To the Editor: In the March issue, Dr. Rodriguez Alvarez and colleagues1 reviewed the recent update to the American Diabetes Association consensus report on hyperglycemic crises in adults with diabetes.2 I believe the 2024 consensus report’s marginalization of the anion gap, as summarized by Rodriguez Alvarez et al, is shortsighted and incorrect.
Serum electrolyte assays generally calculate and report an anion gap or delta as a “free” parameter. I certainly agree that quantitation of serum beta-hydroxybutyrate levels is much more specific and diagnostic of ketoacidosis than the anion gap. However, the anion gap still provides important clues to potentially missed, and clinically significant, disorders. Many recent reports and series describe the not uncommon scenario of diabetic ketoacidosis combined with vomiting-induced metabolic alkalosis (especially in cannabis users). These patients may present with minimal acidemia, or even alkalemia. The very large anion gap is a major clue to this mixed disorder. A large anion gap, despite a relatively unimpressive serum beta-hydroxybutyrate level, suggests that another complicating acidosis, such as lactic acidosis or a toxic alcohol ingestion–related acidosis, coexists with diabetic ketoacidosis.
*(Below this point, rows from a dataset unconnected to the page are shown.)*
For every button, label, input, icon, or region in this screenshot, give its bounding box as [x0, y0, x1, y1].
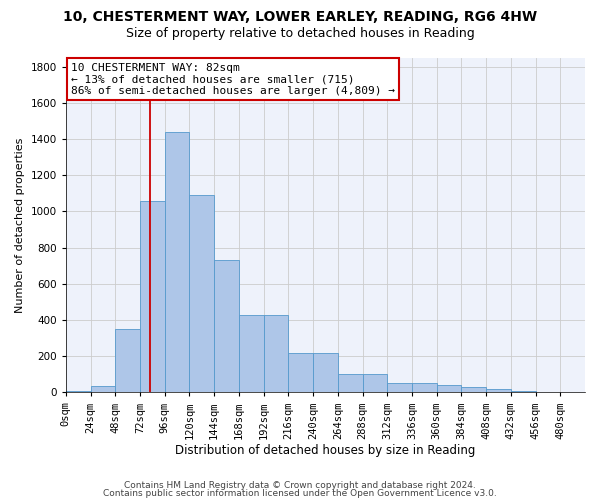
Bar [437, 385, 461, 392]
X-axis label: Distribution of detached houses by size in Reading: Distribution of detached houses by size … [175, 444, 476, 458]
Text: Contains public sector information licensed under the Open Government Licence v3: Contains public sector information licen… [103, 488, 497, 498]
Bar [486, 389, 511, 392]
Text: 10, CHESTERMENT WAY, LOWER EARLEY, READING, RG6 4HW: 10, CHESTERMENT WAY, LOWER EARLEY, READI… [63, 10, 537, 24]
Bar [115, 329, 140, 392]
Bar [387, 384, 412, 392]
Text: Size of property relative to detached houses in Reading: Size of property relative to detached ho… [125, 28, 475, 40]
Bar [91, 386, 115, 392]
Bar [263, 314, 289, 392]
Bar [239, 314, 263, 392]
Bar [289, 354, 313, 393]
Text: Contains HM Land Registry data © Crown copyright and database right 2024.: Contains HM Land Registry data © Crown c… [124, 481, 476, 490]
Text: 10 CHESTERMENT WAY: 82sqm
← 13% of detached houses are smaller (715)
86% of semi: 10 CHESTERMENT WAY: 82sqm ← 13% of detac… [71, 62, 395, 96]
Bar [511, 390, 536, 392]
Bar [140, 202, 165, 392]
Bar [362, 374, 387, 392]
Bar [214, 260, 239, 392]
Bar [461, 387, 486, 392]
Bar [313, 354, 338, 393]
Y-axis label: Number of detached properties: Number of detached properties [15, 138, 25, 312]
Bar [190, 195, 214, 392]
Bar [165, 132, 190, 392]
Bar [338, 374, 362, 392]
Bar [412, 384, 437, 392]
Bar [66, 390, 91, 392]
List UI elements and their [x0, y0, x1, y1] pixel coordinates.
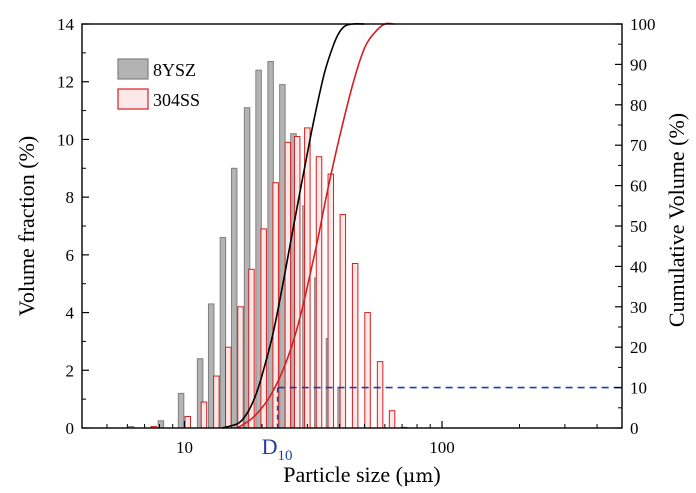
cumulative-line-0	[221, 23, 365, 429]
y-tick-label-1: 2	[66, 361, 75, 380]
d10-annotation	[276, 386, 622, 428]
y-tick-label-4: 8	[66, 188, 75, 207]
y2-tick-label-3: 30	[630, 298, 647, 317]
bar-304ss-2	[200, 401, 208, 429]
bar-8ysz-6	[230, 167, 238, 429]
bar-304ss-14	[339, 213, 347, 429]
y2-tick-label-6: 60	[630, 177, 647, 196]
y2-tick-label-1: 10	[630, 379, 647, 398]
y-tick-label-6: 12	[57, 73, 74, 92]
y2-tick-label-2: 20	[630, 338, 647, 357]
y2-axis-title: Cumulative Volume (%)	[664, 113, 689, 327]
y-axis-title: Volume fraction (%)	[14, 136, 39, 316]
bar-304ss-1	[184, 415, 192, 429]
d10-label-subscript: 10	[278, 448, 293, 464]
cumulative-line-1	[236, 22, 394, 429]
bar-8ysz-5	[219, 237, 227, 429]
x-tick-label-0: 10	[176, 438, 193, 457]
y2-tick-label-10: 100	[630, 15, 656, 34]
x-axis-title-main: Particle size (	[283, 462, 403, 487]
y2-tick-label-8: 80	[630, 96, 647, 115]
bar-8ysz-1	[157, 420, 165, 429]
d10-label-main: D	[262, 434, 278, 459]
bar-304ss-4	[225, 346, 232, 429]
y2-tick-label-4: 40	[630, 257, 647, 276]
y-tick-label-7: 14	[57, 15, 75, 34]
bar-304ss-13	[327, 173, 335, 429]
bar-304ss-9	[284, 141, 292, 429]
axis-ticks: 0 2 4 6 8 10 12 14 0 10 20 30 40 50 60 70 80 90 100 10 100	[57, 15, 656, 457]
y-tick-label-5: 10	[57, 130, 74, 149]
x-tick-label-1: 100	[429, 438, 455, 457]
bar-304ss-7	[260, 228, 267, 429]
cumulative-lines-layer	[221, 22, 394, 429]
legend-label-304ss: 304SS	[153, 90, 200, 110]
legend: 8YSZ 304SS	[117, 58, 200, 110]
x-axis-title-close: )	[433, 462, 440, 487]
legend-label-8ysz: 8YSZ	[153, 60, 196, 80]
x-axis-title-unit: μm	[403, 465, 433, 487]
y2-tick-label-0: 0	[630, 419, 639, 438]
bar-304ss-17	[376, 361, 384, 429]
bar-304ss-15	[351, 263, 359, 429]
bar-304ss-18	[388, 410, 396, 429]
bar-8ysz-2	[177, 392, 185, 429]
y-tick-label-3: 6	[66, 246, 75, 265]
bars-layer	[127, 61, 408, 429]
bar-304ss-16	[364, 312, 371, 429]
y-tick-label-0: 0	[66, 419, 75, 438]
bar-304ss-3	[213, 375, 220, 429]
y2-tick-label-5: 50	[630, 217, 647, 236]
y-tick-label-2: 4	[66, 304, 75, 323]
x-axis-title: Particle size (μm)	[283, 462, 440, 487]
y2-tick-label-9: 90	[630, 55, 647, 74]
legend-swatch-304ss	[117, 88, 149, 110]
legend-swatch-8ysz	[117, 58, 149, 80]
d10-label: D10	[262, 434, 293, 464]
bar-304ss-10	[293, 136, 301, 429]
y2-tick-label-7: 70	[630, 136, 647, 155]
bar-304ss-5	[237, 306, 244, 429]
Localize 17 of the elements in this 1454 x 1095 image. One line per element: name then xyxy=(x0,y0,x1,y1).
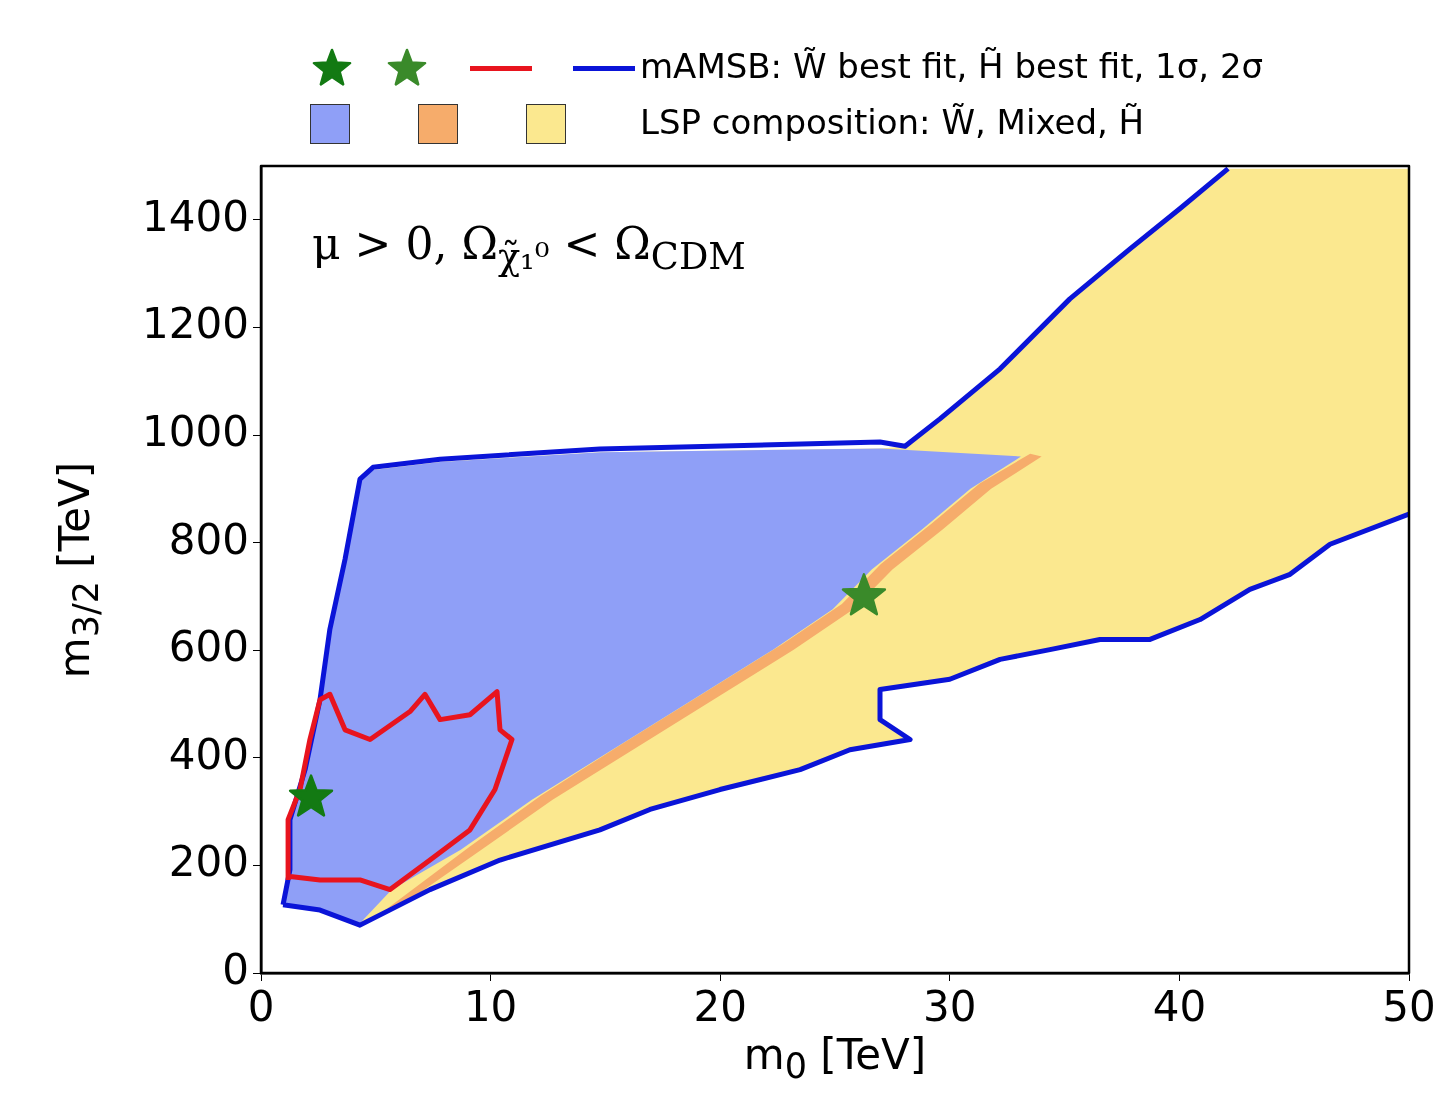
y-tick-label: 1200 xyxy=(142,299,249,349)
y-tick-label: 800 xyxy=(168,514,249,564)
x-tick-label: 50 xyxy=(1382,982,1436,1032)
x-tick-label: 30 xyxy=(923,982,977,1032)
x-tick-label: 20 xyxy=(693,982,747,1032)
y-tick-label: 1000 xyxy=(142,406,249,456)
text: LSP composition: W̃, Mixed, H̃ xyxy=(640,102,1145,142)
y-tick-label: 1400 xyxy=(142,191,249,241)
y-tick-label: 400 xyxy=(168,729,249,779)
x-tick-label: 40 xyxy=(1152,982,1207,1032)
y-tick-label: 600 xyxy=(168,622,249,672)
annotation: μ > 0, Ω$_{χ̃₁⁰}$ < Ω$_{CDM}$ xyxy=(312,218,746,278)
text: mAMSB: W̃ best fit, H̃ best fit, 1σ, 2σ xyxy=(640,46,1264,86)
y-tick-label: 0 xyxy=(222,944,249,994)
y-tick-label: 200 xyxy=(168,837,249,887)
x-tick-label: 10 xyxy=(463,982,518,1032)
x-axis-title: m$_{0}$ [TeV] xyxy=(743,1030,927,1087)
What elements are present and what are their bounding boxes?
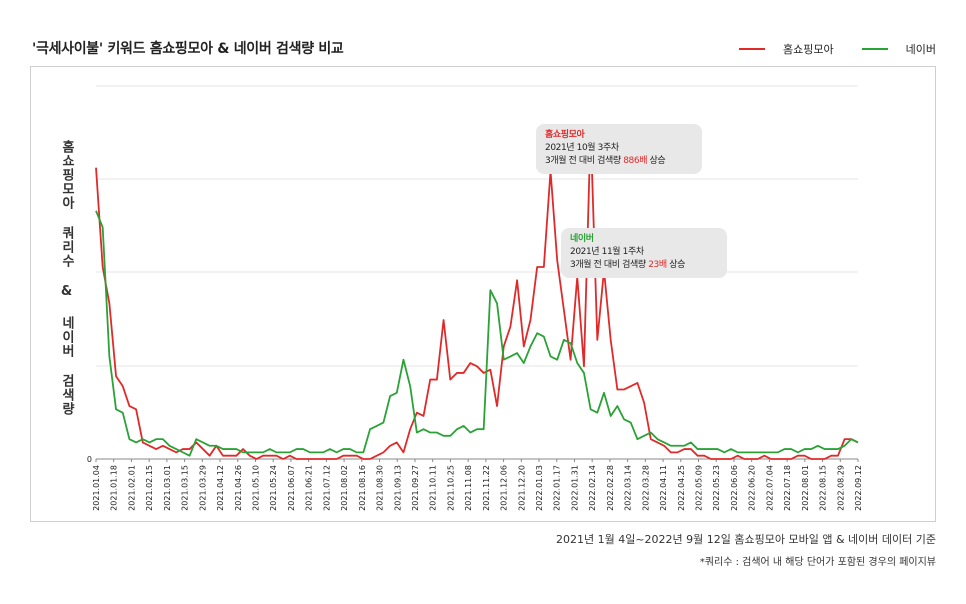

The astute clinician must use all the clinical and laboratory information that is available, and the anion gap remains a very helpful parameter when confronted with a patient experiencing a hyperglycemic crisis. As a coauthor of the UpToDate chapters on hyperglycemic crises, I continue to advise clinicians to always include the anion gap in their diagnostic and therapeutic game plan.